Nenek tak pernah bosan memasang wajah penuh sembilu itu. Nanar, matanya berbinar-binar menyandang limpahan airmata. Ia bersedih, sejak aku kemarin menemuinya sendiri. Tanpa ibu, ayah, juga kakek yang menemani. Ia selalu asyik menghabiskan waktu separuh hari di bawah pohon depan rumah. Menopang beban sedihnya yang aku pun tak tahu apa. Ia tak Pernah mau bersedia menceritakannya padaku. Wajah tuanya yang kini digenangi airmata, memilu, persis seperti daun pohon yang mencoklat. Jatuh teracuhkan, tersesat tanpa dihiraukan dan tergeletak di antara genangan-genangan air.
Sore tadi aku melihatnya sibuk memainkan jari-jarinya di bingkai foto tua kakek.
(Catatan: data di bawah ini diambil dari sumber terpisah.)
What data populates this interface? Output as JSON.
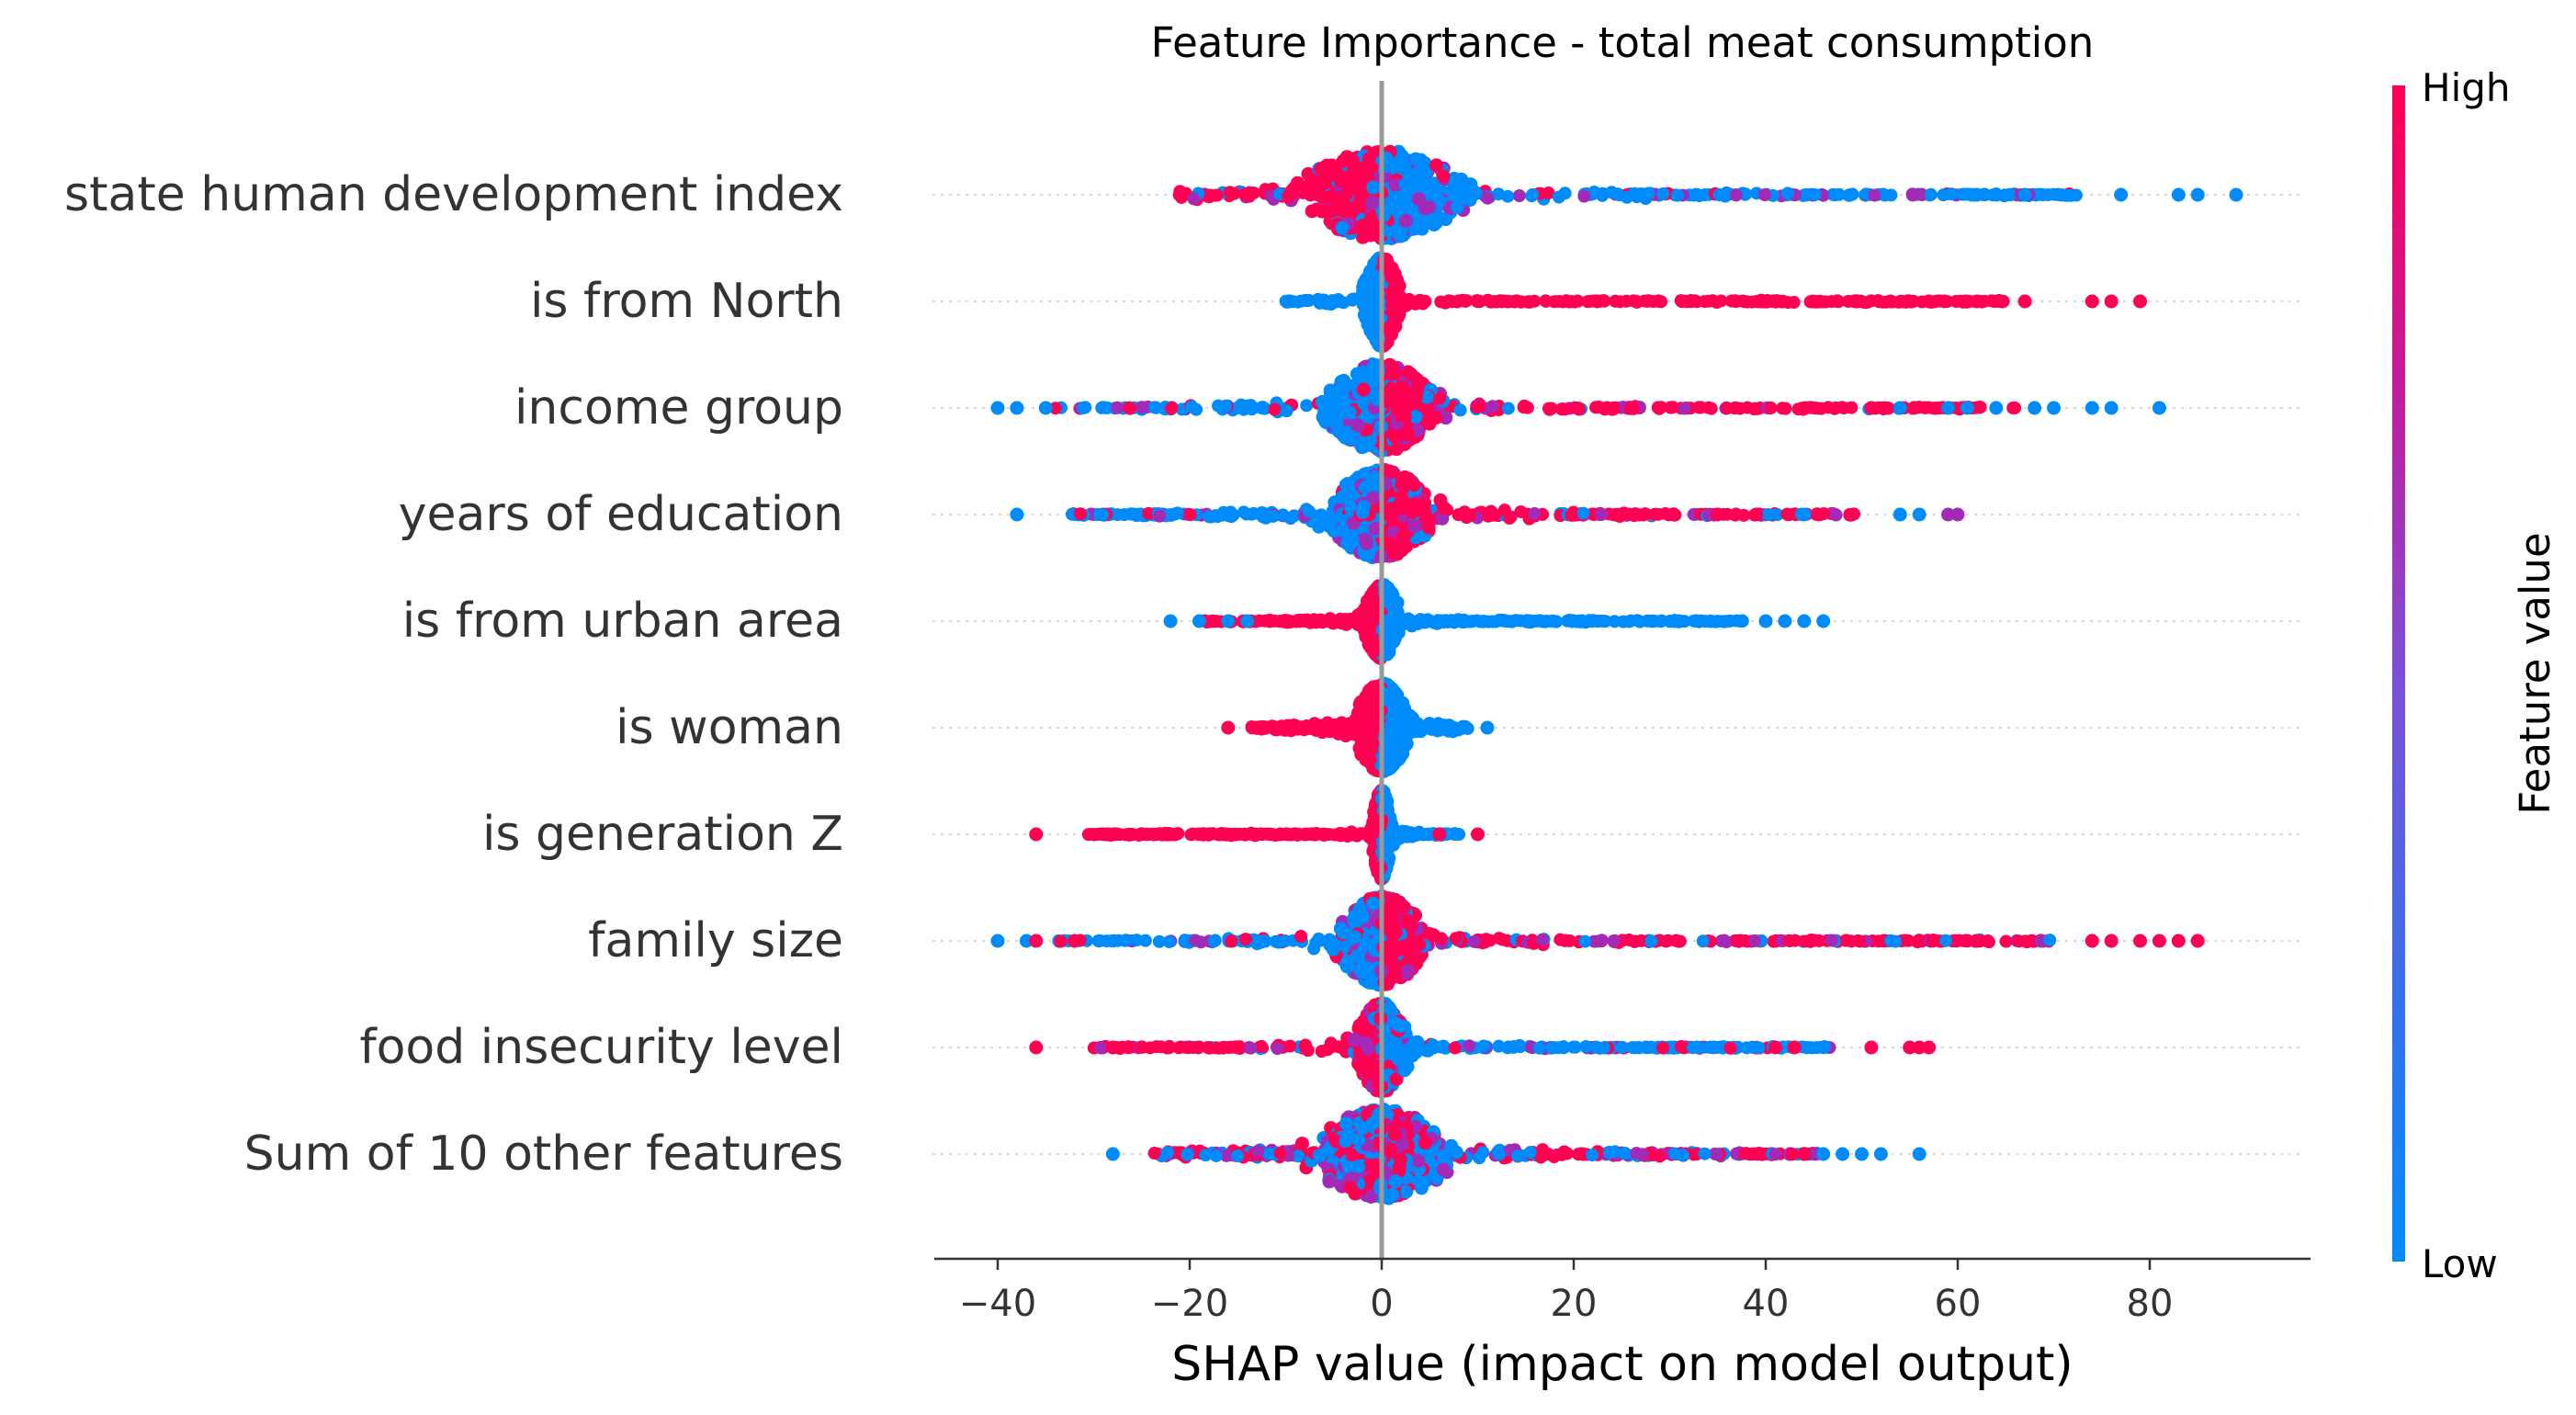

Mungkinkah ia merindukan kakek?  Ah, kakek memang tak pernah betah berada di rumah. Tega meninggalkan nenek dengan rangkaian janji dan penantian yang tak pernah pasti. Kakek selalu pergi ke luar desa, ke kota-kota, katanya sih berdakwah. Dan nenek dengan ringan hati menelan semua permohonan kakek. Sudi menunggunya, meski aku sangat tahu, nenek tak pernah hatinya merasa damai dengan semua itu. Tapi itu sudah lama, lama sekali, bukankah nenek dulupun sudah terbiasa dengan semua itu. Bukankah nenek dulu tak pernah rindu sesedih ini? Dan kakek setiap bulan selalu pandai membuat nenek memekarkan senyumnya lewat surat-surat yang kakek kirimkan.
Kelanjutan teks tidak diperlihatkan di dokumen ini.